Journalist killed in northern Mexico, 9th so far this year
MEXICO CITY –
Another journalist was found dead in northern Mexico on Thursday, the ninth media worker killed in the country so far this year.
Prosecutors in the northern state of Sinaloa said the body of Luis Enrique Ramirez Ramos was found on a dirt road near a scrap yard in the state capital Culiacan.
Prosecturs said his body was wrapped in a layer of black plastic, and he died from multiple stab wounds to the head.
Ramirez Ramos, 59, is the ninth reporter or photographer to be killed this year in Mexico, making the country the most dangerous place in the world for journalism outside of a war zone.
Ramirez Ramos’ news website, “Fuentes Fidedignas,” or “Trusted Sources”, said he had been abducted near his home hours earlier. The actor said that he was not reported missing by the police.
The Committee to Protect Journalists said it mourned the killing and “calls on the authorities to urgently investigate this behaviour.”
Ramirez Ramos is listed as the “founding director” of the site, which has reported relatively little on the drug cartel violence that plagues Sinaloa, home to the gang of the same name.
However, Fuentes Fidedignas has covered local political disputes, which is often a risky topic for reporters in the Mexican provinces, especially in Sinaloa.
But the website also includes a section on “good news” about Sinaloa, and in its mission statement says that “just as we denounce evils and corruption, we also include our industrious, caring nature only and generously that our good people give to the state.”

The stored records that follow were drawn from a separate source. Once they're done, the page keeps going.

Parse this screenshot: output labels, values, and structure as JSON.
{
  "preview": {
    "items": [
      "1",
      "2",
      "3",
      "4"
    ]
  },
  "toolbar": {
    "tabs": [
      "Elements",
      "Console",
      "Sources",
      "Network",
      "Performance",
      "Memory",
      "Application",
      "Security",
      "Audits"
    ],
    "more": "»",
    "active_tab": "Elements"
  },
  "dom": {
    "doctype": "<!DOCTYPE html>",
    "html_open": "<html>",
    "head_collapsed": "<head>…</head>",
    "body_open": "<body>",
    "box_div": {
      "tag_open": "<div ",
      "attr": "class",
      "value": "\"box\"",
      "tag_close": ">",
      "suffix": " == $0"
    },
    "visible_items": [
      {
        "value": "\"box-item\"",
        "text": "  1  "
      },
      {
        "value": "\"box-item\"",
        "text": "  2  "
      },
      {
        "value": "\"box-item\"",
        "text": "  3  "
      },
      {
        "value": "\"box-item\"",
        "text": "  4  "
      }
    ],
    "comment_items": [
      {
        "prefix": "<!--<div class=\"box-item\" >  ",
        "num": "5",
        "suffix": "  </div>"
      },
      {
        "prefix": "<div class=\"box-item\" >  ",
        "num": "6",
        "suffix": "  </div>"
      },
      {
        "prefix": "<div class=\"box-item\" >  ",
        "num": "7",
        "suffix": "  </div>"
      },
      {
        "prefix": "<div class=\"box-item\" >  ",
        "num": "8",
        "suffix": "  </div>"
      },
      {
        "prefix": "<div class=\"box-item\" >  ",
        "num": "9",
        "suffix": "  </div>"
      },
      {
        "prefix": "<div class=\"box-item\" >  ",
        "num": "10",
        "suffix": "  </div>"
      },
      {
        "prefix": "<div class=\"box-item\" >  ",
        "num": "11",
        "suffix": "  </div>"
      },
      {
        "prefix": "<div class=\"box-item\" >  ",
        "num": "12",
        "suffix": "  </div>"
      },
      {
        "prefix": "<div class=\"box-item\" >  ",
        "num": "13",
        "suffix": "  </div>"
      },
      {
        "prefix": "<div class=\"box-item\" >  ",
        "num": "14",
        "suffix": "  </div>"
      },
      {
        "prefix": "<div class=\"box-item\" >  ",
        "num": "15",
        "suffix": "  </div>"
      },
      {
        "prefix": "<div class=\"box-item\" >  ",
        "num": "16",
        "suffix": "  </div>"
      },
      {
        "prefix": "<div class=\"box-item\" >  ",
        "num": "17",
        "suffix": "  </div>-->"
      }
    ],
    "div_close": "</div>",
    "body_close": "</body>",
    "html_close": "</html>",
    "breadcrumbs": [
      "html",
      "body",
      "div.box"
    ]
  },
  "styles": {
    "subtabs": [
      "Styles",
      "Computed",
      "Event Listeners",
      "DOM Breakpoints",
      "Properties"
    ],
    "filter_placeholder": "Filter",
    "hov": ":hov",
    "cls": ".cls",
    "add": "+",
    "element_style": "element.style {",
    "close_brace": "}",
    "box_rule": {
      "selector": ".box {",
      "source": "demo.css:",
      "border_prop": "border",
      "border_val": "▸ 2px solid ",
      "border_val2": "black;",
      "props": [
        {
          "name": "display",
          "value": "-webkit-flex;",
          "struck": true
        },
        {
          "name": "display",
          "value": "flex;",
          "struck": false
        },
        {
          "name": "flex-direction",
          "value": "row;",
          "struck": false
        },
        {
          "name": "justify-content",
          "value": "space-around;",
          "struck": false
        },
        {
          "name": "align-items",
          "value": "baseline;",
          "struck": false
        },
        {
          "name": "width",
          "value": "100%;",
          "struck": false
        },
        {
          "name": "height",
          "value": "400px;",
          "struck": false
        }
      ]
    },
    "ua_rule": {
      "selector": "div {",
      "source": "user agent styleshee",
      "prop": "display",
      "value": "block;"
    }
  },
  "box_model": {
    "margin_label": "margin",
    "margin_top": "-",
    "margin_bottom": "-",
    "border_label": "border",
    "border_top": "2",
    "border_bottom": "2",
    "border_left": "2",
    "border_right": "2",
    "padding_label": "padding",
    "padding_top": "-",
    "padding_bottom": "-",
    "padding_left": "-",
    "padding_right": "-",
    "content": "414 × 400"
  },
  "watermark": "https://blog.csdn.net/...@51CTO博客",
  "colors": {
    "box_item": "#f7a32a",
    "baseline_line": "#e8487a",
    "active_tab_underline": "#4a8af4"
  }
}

Francisco Chiquete, a fellow reporter in Culiacan, said “Luis Enrique Ramirez is a very professional and competent journalist” and noted that he has expressed concern about retaliation for his work. long ago in 2015. Prosecutors said he did not report the threats at the time. police.
Chiquete said he is not aware of any more recent threats to his colleague, who also writes columns for Sinaloa’s El Debate newspaper.
Many of the murders of journalists in recent years in Mexico have been attributed to drug cartels, and journalists in the most violent cities, like Culiacan, often avoid the topic of gangs for their own safety. theirs.
But in a 2015 interview with MVS radio station following the death of fellow reporter Humberto Millan, Ramirez Ramos said, “I don’t write stories, I don’t say good or bad stories. Neither does Humberto Millan, and that’s not enough to keep him alive and working.”
“What’s going on? Humberto Millan and I only write about politicians, and now it turns out we can’t write about politicians either, so what are the journalists in Sinaloa going to write about?” he said at the time.
Mexico’s federal and state governments have been criticized for neither preventing the killings nor adequately investigating them.
While President Andres Manuel Lopez Obrador has promised a “zero punishment” program to investigate the killings, on Thursday the head of that program listed just six journalist killings this year, although there have been eight cases.
And the president continued his frequent verbal attacks on journalists whose stories he did not like, calling them “conservatives” and “mercenaries,” and using information from those advocates – and apparently the tax authorities – to make public the income of reporters he dislikes.
Press groups say Lopez Obrador’s daily criticism of journalists makes them more vulnerable to violence.
In February, the Inter-American Press Association called on the president to “immediately suspend acts of aggression and insults, because attacks from the highest levels of power encourage violence against the press.” solstice.”
And in March, the European Union passed a resolution that “calls on the authorities, especially the highest authorities, to refrain from releasing any communications that could stigmatize insurers.” human rights defenders, journalists and media workers, exacerbating the atmosphere against them or distorting the flow of investigation.”